İnsanlık tarihinde yüksek kültürlerin kaynağı tarım bölgelerinde ve şehirlerdeki sosyal yaşayış olmuştur. Orta Asya Türk topluluklarına bu açıdan yaklaşıldığında, oradaki insanların çok yüksek bir tarım, ticaret ve şehir hayatına sahip oldukları görülmektedir. Bu bakımdan, Müslümanlık tan önceki Orta Asya Türklerinin tamamen göçebe oldukları şeklindeki yaygın kanaat yanlıştır.

Orta Asya’daki Türk topluluklarının önemli bir kısmı ticaret yolları üzerinde, tarım açısından verimli vadilerde çok eskiden beri şehirler ve kasabalar kurmuşlar, buralarda çok yüksek bir yerleşik kültür geliştirmişlerdir. Buralarda kurulan devletlerin hemen hepsi de önemli şehirler ve tarım bölgelerini ele geçirmeye çalışmışlar, bu uğurda savaş vermişlerdir. Zaten, tamamen göçebe toplumların yüksek teşkilâtlı bir devlet kurup bunu uzun süre devam ettirmelerini beklemek yanlıştır. Tarihteki hemen bütün büyük devletler, göçebe toplumlar tarafından kurulsa bile, büyük şehirlere ve yerleşik halka dayanmışlardır.

Aile düzeni ve ev hayatı Türk toplumlarında çok önemli idi. Aile kuruluşunu bile “evlenmek” olarak adlandıran bir toplumda, yerleşikliğin ana simgesi olan “ev” temel bir yer tutuyordu. İnsanın hayattaki esas amaçlarından biri “ev-bark sahibi olmak” olarak adlandırılıyordu.

Orta Asya Türk toplulukları ev inşa tekniklerinde, ev planlarında büyük gelişmeler sağlamış; ahır, ağıl, kümes, samanlık gibi kendi hayatına yardımcı olan unsurları evden uygun bir uzaklığa yerleştirdiği gibi, mutfak, hamamlık gibi kısımları da ev içine uygun bir şekilde yerleştirmişti. Ayrıca evin iç düzenlemesinde, döşenmesinde de birçok orijinal karakteristikler geliştirilmişti.
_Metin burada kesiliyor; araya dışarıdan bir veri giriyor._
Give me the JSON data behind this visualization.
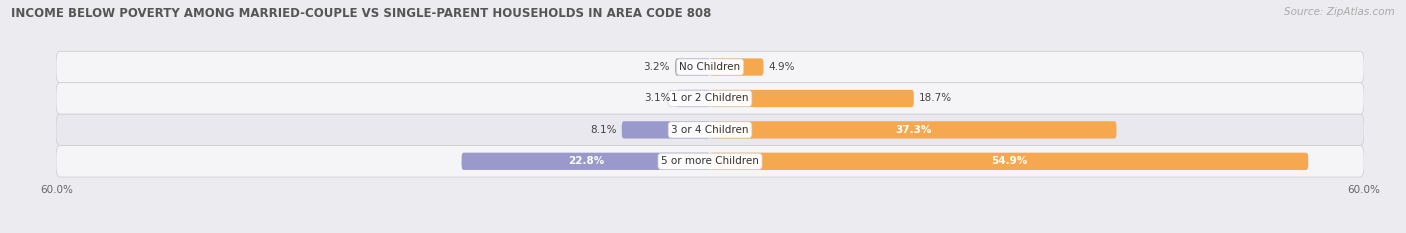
{
  "title": "INCOME BELOW POVERTY AMONG MARRIED-COUPLE VS SINGLE-PARENT HOUSEHOLDS IN AREA CODE 808",
  "source": "Source: ZipAtlas.com",
  "categories": [
    "No Children",
    "1 or 2 Children",
    "3 or 4 Children",
    "5 or more Children"
  ],
  "married_values": [
    3.2,
    3.1,
    8.1,
    22.8
  ],
  "single_values": [
    4.9,
    18.7,
    37.3,
    54.9
  ],
  "married_color": "#9999cc",
  "single_color": "#f5a84e",
  "xlim": 60.0,
  "axis_label_left": "60.0%",
  "axis_label_right": "60.0%",
  "background_color": "#ebebf0",
  "row_color_odd": "#f5f5f8",
  "row_color_even": "#e8e8ee",
  "title_fontsize": 8.5,
  "source_fontsize": 7.5,
  "label_fontsize": 7.5,
  "category_fontsize": 7.5,
  "legend_fontsize": 7.5,
  "bar_height": 0.55,
  "single_label_inside_threshold": 30.0,
  "married_label_inside_threshold": 15.0
}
Türkler, ilk önceleri genel olarak şehirlere ve özellikle etrafı surlarla çevrilmiş şehirlere “balık” diyorlardı. “Beşbalık“, “Ordubalık“, “Baybalık” gibi başşehirler, bu deyişe verilebilecek bazı örneklerdir. O zamanlar, köy ve kasaba mahiyetindeki yerleşim yerlerine de “uluş” deniyordu. Şehir karşılığında daha sonra -Soğdçadan geçme- “kend” sözcüğü kullanılmaya başlanmış; “Yarkend“, “Taşkend“, “Semizkend(Semerkant) örneklerinde olduğu gibi birçok büyük şehirler bu adlarla adlandırılmaya başlanmıştır. “Şehir” kelimesi de “şahar” ve “şar” şekillerinde Türkçede büyük yerleşim yeri olarak kullanılmıştır; “Karaşar” şehri de buna örnektir. Türk hakanının oturduğu şehire de “ordu” deniyordu.
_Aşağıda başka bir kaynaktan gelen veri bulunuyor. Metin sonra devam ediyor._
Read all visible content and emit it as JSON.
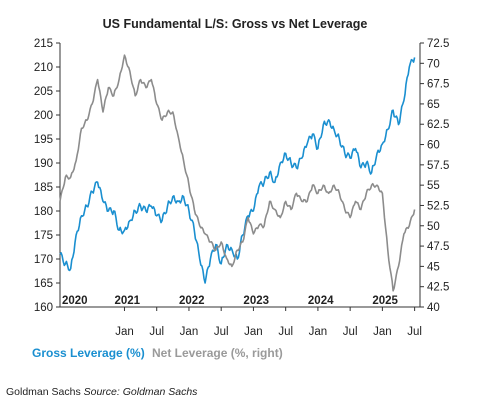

Devletler kurarak Orta Asya topraklarına uzun yıllar egemen olan Türk topluluklarının, birçoğu kalıntı şekline dönüşmüş ve bir kısmı hâlâ yaşayan şehirlerine baktığımızda, buralarda nasıl canlı bir yerleşik hayat olduğu açıkça ortaya çıkmaktadır. Tarımla, ticaretle, çeşitli el sanatlarıyla geçinen binlerce insanın yaşadığı Orta Asya Türk şehirlerinden, yukarıda verilen örneklere ek olarak verilebilecek bazıları şunlardır: Balasagun, Ötügen, Altındağ, Barköl, Kuça, Loulan, Aksu, Kaşgar, Hotan, Turfan, Buhara…

Doğu Türkistan’daki Beşbalık ve Koça ile Uç Turpan şehirleri hem Türk devletlerinin başşehirleri hem de sanat, ticaret ve Budist kültür merkezleri idiler. Batı Türk kağanlığının merkezleri ise Karaşehir ve Kuça idi. Buralarda da birçok Budist külliyeleri bulunuyordu. Gene Batı Kağanlığına bağlı olan Hotan (Ordu-kend) ve Kaşgar da Türk medeniyet merkezleri idiler. Doğu Türkistan’daki Kansu ve ona yakın şehirler bazen Çin bazen Türk egemenliğinde, ama Türk karakteri taşıyan şehirlerdi. Batı Türkistandaki Fergânâ, Suyâb, Taraz, Çul, Sarıg, Sukuluk, Sayram, Yangıkend, Aktepe, Uşrûsana, Pencîkend, Baykend,  Kunduz ve Belh gibi sayısız şehirlerde, Türk insanlar yerleşik hayatın gerektirdiği sosyal yaşayış kurallarını, toplum düzenini, sosyal kurumları, sanatı, zenaatı, ticareti v.s. ile yoğun  bir yaygın eğitim ve dinî kurumlarda da örgün eğitim çalışması içinde idiler. (1)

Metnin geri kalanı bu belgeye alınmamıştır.